Once the professors arrive, the idea is to set them loose. The Bloomberg endowment provides six-figure returns each year, depending on investment performance, that pay or subsidize their salaries.

Arturo Casadevall, a professor of microbiology and immunology who came to Johns Hopkins in early 2015 from the Albert Einstein College of Medicine in New York, is focusing part of his research on helping people whose immune systems are compromised by HIV or organ transplants to survive fungal diseases. But he also came to Hopkins with a plan to shake up traditional training for doctoral students with classes in communication skills and how to determine causality in scientific studies.

"Our idea is you might be able to train better scientists if, in fact, you taught them better in the humanities," he said. "The idea is to preserve what's good about current training, giving them something they don't have now — breadth and the ability to critically think."
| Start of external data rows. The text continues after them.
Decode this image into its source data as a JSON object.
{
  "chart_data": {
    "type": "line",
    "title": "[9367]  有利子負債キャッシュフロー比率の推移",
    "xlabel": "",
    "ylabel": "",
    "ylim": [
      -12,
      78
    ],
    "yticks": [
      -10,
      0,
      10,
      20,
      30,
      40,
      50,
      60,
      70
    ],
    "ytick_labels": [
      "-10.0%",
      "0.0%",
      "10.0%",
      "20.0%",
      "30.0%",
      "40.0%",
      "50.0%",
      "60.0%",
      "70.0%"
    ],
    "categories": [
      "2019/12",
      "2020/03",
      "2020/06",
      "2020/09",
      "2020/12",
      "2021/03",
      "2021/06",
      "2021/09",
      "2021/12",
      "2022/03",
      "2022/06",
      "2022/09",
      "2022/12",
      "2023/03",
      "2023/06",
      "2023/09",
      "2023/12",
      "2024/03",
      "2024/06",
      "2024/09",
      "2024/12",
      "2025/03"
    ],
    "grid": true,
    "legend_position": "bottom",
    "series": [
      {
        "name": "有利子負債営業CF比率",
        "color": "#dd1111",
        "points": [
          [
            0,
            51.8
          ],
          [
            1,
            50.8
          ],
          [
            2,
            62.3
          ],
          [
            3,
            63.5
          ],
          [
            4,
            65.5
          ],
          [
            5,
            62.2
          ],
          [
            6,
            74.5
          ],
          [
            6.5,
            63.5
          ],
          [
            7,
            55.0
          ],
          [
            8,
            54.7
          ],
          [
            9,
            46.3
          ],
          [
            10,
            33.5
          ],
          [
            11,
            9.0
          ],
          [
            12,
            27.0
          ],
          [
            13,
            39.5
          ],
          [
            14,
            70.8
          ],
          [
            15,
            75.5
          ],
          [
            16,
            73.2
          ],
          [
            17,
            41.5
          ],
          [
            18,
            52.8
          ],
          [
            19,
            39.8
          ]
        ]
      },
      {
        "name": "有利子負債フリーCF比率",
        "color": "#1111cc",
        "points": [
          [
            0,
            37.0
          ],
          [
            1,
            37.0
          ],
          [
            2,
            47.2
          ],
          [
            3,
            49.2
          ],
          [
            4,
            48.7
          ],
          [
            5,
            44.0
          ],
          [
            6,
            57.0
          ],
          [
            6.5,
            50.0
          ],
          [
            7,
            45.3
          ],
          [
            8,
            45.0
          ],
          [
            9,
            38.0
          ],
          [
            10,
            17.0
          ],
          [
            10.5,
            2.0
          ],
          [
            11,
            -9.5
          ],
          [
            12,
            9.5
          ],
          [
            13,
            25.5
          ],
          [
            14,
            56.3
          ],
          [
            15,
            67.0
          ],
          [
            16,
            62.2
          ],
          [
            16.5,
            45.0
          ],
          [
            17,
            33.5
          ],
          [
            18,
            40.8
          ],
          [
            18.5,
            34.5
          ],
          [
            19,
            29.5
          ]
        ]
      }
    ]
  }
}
The most recent appointee, Michael Schatz, is an example of the unorthodox research approaches that could lie ahead. Schatz officially joined Hopkins last month as an associate professor of biology and computer science, combining those disciplines to unlock the mysteries of the massive amounts of data within the human genome that could reveal unknown genetic factors in disease.

"I've always sat right at this interface between computer science and biology, with extensions into medicine," he said. "There's so much benefit to be gained by bringing the different groups together."


In the meantime, recruitment efforts are ongoing. With appointments that haven't yet been announced and others that are in the works, the university could be halfway to having 50 Bloomberg professors by the end of the summer.